This project requires Python 3 with GPU Hardware accelerator(for enchanced performance) and the following Python libraries installed:
- [NumPy]
- [Pandas]
- [matplotlib]
- [scikit-learn]
- [seaborn]
- [xgboost]
Clone the environment_insurance.yml file before you start
Train data is given by ########. I have split data into Train and Test in 8:2 ratio
Code is divided into two sections
- Python Notebook (Under Code Tab) - Is used for data manipulation/cleaning/visulation and model selection
- insurance.ipynb NoteBook is used for data and model selection process
- model_pipeline_full.ipynb is used for training selected model and to create pipeline for future use
- Automation - Codes with pickle pipeline of trained model is used to run on future test or unseen data
- autoscript.py - check for new data in Input folder. If present then only run model
- predict.py - use pickle trained model pipeline to predict claim amount and saved with claim number in Output folder
- config.ini - can be used to change folder location easily for automation code
Data visualization is done using seaborn heatmap and pandas scatter matrix to visualization correlation among features.

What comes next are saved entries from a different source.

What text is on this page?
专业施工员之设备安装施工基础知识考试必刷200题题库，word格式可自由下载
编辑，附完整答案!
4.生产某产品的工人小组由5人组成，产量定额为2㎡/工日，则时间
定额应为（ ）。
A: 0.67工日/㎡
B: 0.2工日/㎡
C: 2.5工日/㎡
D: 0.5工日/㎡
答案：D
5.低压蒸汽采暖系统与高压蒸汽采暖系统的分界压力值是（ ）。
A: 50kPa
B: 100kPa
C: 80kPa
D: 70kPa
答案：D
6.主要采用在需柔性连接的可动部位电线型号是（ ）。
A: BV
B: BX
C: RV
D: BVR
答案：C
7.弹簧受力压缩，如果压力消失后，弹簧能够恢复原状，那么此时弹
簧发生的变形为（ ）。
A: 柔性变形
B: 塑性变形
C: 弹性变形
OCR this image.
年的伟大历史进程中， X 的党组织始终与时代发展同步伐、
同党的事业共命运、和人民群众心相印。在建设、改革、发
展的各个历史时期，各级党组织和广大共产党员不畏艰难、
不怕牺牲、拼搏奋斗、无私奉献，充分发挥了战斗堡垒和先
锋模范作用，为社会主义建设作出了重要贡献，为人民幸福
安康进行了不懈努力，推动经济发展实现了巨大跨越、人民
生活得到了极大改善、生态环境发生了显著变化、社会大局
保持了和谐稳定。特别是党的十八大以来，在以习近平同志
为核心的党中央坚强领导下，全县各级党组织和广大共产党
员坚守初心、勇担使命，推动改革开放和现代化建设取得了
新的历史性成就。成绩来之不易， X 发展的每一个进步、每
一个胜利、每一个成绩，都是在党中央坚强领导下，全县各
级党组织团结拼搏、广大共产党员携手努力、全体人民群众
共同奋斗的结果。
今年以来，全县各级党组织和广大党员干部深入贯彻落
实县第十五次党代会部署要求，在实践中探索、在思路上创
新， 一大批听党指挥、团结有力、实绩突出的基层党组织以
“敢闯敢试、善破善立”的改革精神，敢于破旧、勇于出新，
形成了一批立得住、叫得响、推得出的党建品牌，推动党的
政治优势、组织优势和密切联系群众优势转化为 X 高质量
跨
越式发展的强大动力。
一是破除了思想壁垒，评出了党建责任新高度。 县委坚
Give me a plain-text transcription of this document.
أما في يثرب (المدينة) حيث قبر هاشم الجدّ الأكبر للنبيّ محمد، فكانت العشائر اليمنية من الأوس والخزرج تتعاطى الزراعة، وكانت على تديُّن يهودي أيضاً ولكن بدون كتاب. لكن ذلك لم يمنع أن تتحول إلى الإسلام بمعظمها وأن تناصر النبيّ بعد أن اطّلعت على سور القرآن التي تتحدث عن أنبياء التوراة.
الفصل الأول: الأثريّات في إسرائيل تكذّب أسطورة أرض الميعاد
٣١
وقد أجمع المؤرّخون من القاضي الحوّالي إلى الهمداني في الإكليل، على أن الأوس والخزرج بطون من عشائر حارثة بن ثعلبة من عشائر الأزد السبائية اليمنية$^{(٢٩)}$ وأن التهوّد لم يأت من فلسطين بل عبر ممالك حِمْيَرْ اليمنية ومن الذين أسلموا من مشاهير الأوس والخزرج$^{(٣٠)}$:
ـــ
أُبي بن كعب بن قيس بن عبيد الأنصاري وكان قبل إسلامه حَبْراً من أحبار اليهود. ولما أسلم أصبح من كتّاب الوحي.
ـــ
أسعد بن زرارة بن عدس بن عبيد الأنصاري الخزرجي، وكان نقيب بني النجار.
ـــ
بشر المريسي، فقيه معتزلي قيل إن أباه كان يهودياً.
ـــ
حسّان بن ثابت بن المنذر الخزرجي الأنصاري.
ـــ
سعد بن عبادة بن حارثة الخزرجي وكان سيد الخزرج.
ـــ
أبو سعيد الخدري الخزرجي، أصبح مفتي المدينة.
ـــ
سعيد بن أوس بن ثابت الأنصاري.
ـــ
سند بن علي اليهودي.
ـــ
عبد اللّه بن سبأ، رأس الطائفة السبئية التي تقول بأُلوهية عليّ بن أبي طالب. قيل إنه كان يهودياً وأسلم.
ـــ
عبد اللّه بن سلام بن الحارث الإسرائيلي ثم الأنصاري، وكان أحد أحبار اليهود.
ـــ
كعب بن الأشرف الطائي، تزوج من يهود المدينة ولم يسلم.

Data Preprocessing is done using PCA to reduce dimensioanlity of data and transformation is done with PowerTransformer to achieve normal distribution.
Three ML approaches discussed and implemented in this project:
Model is tested on 20% of train data splitted from orginial train data in ratio of 8:2. Remaining 80% of train data is used for model training and validation.Metric used to measure performance of model is Mean Absolute error (MAE). Goal of all selected ML model approches implemented is to reduce MAE. MAE is average over difference between predicted and actual Incurred on test data.
MAE score from all three implementations are reported and final model is chosen with best MAE score.